Take “Crumbs ’24,” a 20-years-later revisitation of one of his earliest songs. It’s so bare you could almost miss it, the way you might overlook a handwritten note in a world of billboards. But like the best singer-songwriter confessions, it grows in your ear. Coons recorded it in one take, with vintage mics and half-inch tape — the kind of setup that forces the performer to show up wholly or fall apart audibly. He shows up. The melody doesn’t soar; it hovers. The vocal doesn’t shine; it warms. This is what happens when an artist acknowledges time as collaborator rather than adversary.

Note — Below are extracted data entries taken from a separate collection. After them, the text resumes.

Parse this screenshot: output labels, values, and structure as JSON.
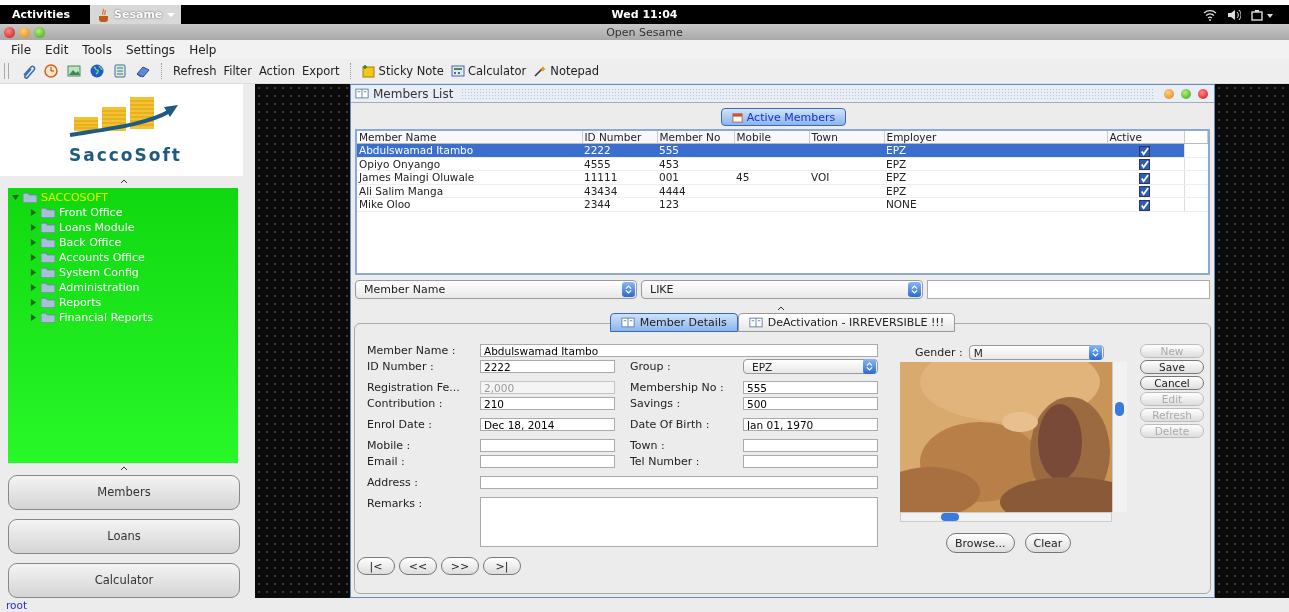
{
  "top_bar": {
    "activities": "Activities",
    "app_name": "Sesame",
    "clock": "Wed 11:04"
  },
  "window": {
    "title": "Open Sesame"
  },
  "menu": [
    "File",
    "Edit",
    "Tools",
    "Settings",
    "Help"
  ],
  "toolbar": {
    "text_buttons": [
      "Refresh",
      "Filter",
      "Action",
      "Export"
    ],
    "tools": [
      "Sticky Note",
      "Calculator",
      "Notepad"
    ]
  },
  "sidebar": {
    "logo_text": "SaccoSoft",
    "tree": {
      "label": "SACCOSOFT",
      "expanded": true,
      "children": [
        {
          "label": "Front Office",
          "expanded": false
        },
        {
          "label": "Loans Module",
          "expanded": false
        },
        {
          "label": "Back Office",
          "expanded": false
        },
        {
          "label": "Accounts Office",
          "expanded": false
        },
        {
          "label": "System Config",
          "expanded": false
        },
        {
          "label": "Administration",
          "expanded": false
        },
        {
          "label": "Reports",
          "expanded": false
        },
        {
          "label": "Financial Reports",
          "expanded": false
        }
      ]
    },
    "buttons": [
      "Members",
      "Loans",
      "Calculator"
    ]
  },
  "members_window": {
    "title": "Members List",
    "list_tab": "Active Members",
    "table": {
      "columns": [
        "Member Name",
        "ID Number",
        "Member No",
        "Mobile",
        "Town",
        "Employer",
        "Active"
      ],
      "rows": [
        {
          "cells": [
            "Abdulswamad Itambo",
            "2222",
            "555",
            "",
            "",
            "EPZ"
          ],
          "active": true,
          "selected": true
        },
        {
          "cells": [
            "Opiyo Onyango",
            "4555",
            "453",
            "",
            "",
            "EPZ"
          ],
          "active": true,
          "selected": false
        },
        {
          "cells": [
            "James Maingi Oluwale",
            "11111",
            "001",
            "45",
            "VOI",
            "EPZ"
          ],
          "active": true,
          "selected": false
        },
        {
          "cells": [
            "Ali Salim Manga",
            "43434",
            "4444",
            "",
            "",
            "EPZ"
          ],
          "active": true,
          "selected": false
        },
        {
          "cells": [
            "Mike Oloo",
            "2344",
            "123",
            "",
            "",
            "NONE"
          ],
          "active": true,
          "selected": false
        }
      ]
    },
    "filter": {
      "field": "Member Name",
      "operator": "LIKE"
    },
    "tabs": [
      {
        "label": "Member Details",
        "selected": true
      },
      {
        "label": "DeActivation - IRREVERSIBLE !!!",
        "selected": false
      }
    ],
    "form_sections": [
      [
        [
          {
            "label": "Member Name :",
            "value": "Abdulswamad Itambo",
            "kind": "wide",
            "disabled": false
          }
        ],
        [
          {
            "label": "ID Number :",
            "value": "2222",
            "kind": "text",
            "disabled": false
          },
          {
            "label": "Group  :",
            "value": "EPZ",
            "kind": "select"
          }
        ]
      ],
      [
        [
          {
            "label": "Registration Fe...",
            "value": "2,000",
            "kind": "text",
            "disabled": true
          },
          {
            "label": "Membership No :",
            "value": "555",
            "kind": "text",
            "disabled": false
          }
        ],
        [
          {
            "label": "Contribution :",
            "value": "210",
            "kind": "text",
            "disabled": false
          },
          {
            "label": "Savings :",
            "value": "500",
            "kind": "text",
            "disabled": false
          }
        ]
      ],
      [
        [
          {
            "label": "Enrol Date :",
            "value": "Dec 18, 2014",
            "kind": "text",
            "disabled": false
          },
          {
            "label": "Date Of Birth :",
            "value": "Jan 01, 1970",
            "kind": "text",
            "disabled": false
          }
        ]
      ],
      [
        [
          {
            "label": "Mobile :",
            "kind": "text",
            "disabled": false
          },
          {
            "label": "Town :",
            "kind": "text",
            "disabled": false
          }
        ],
        [
          {
            "label": "Email :",
            "kind": "text",
            "disabled": false
          },
          {
            "label": "Tel Number :",
            "kind": "text",
            "disabled": false
          }
        ]
      ],
      [
        [
          {
            "label": "Address :",
            "kind": "wide",
            "disabled": false
          }
        ]
      ],
      [
        [
          {
            "label": "Remarks :",
            "kind": "area"
          }
        ]
      ]
    ],
    "gender": {
      "label": "Gender :",
      "value": "M"
    },
    "photo_buttons": [
      "Browse...",
      "Clear"
    ],
    "actions": [
      {
        "label": "New",
        "disabled": true
      },
      {
        "label": "Save",
        "disabled": false
      },
      {
        "label": "Cancel",
        "disabled": false
      },
      {
        "label": "Edit",
        "disabled": true
      },
      {
        "label": "Refresh",
        "disabled": true
      },
      {
        "label": "Delete",
        "disabled": true
      }
    ],
    "nav_buttons": [
      "|<",
      "<<",
      ">>",
      ">|"
    ]
  },
  "status_bar": {
    "user": "root"
  }
}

Then there’s “Memphis Whiskey Blues,” the EP’s new single and its most immediately accessible track. Blues pastiche? Sure. But Coons leans into its clichés with enough ease and self-awareness that it plays less like imitation and more like continuation. His lyrics — simple, sturdy, occasionally sly — sound like they were carved into bar tops across the Delta. The groove is unhurried, even resigned, but that resignation is where the charm lives. Not the kind of blues that changes your life; the kind that keeps you company.
“Faded Glory (Land of the Free)” edges toward political territory, but gently — Coons isn’t indicting the country so much as grieving and hoping for it. It’s earnest, maybe too earnest for some ears, but sincerity is one of the currencies he trades in, and here he spends it wisely.
The closing “Hound Dog/Don’t Be Cruel” medley is more wink than statement — a brisk, good-natured nod to the room’s most famous alumnus. Coons isn’t pretending to out-Elvis Elvis, and thankfully, he doesn’t try. The performance is loose, lived-in, a friendly handshake between past and present.
The Sun Sessions isn’t essential, but it is honest — and in a marketplace bloated with digital maximalism, that honesty registers as its own quiet rebellion. Sometimes the smallest records say the most simply by remembering what music sounded like before it was smoothed, tuned, and polished beyond recognition. Coons remembers. Here, he proves it.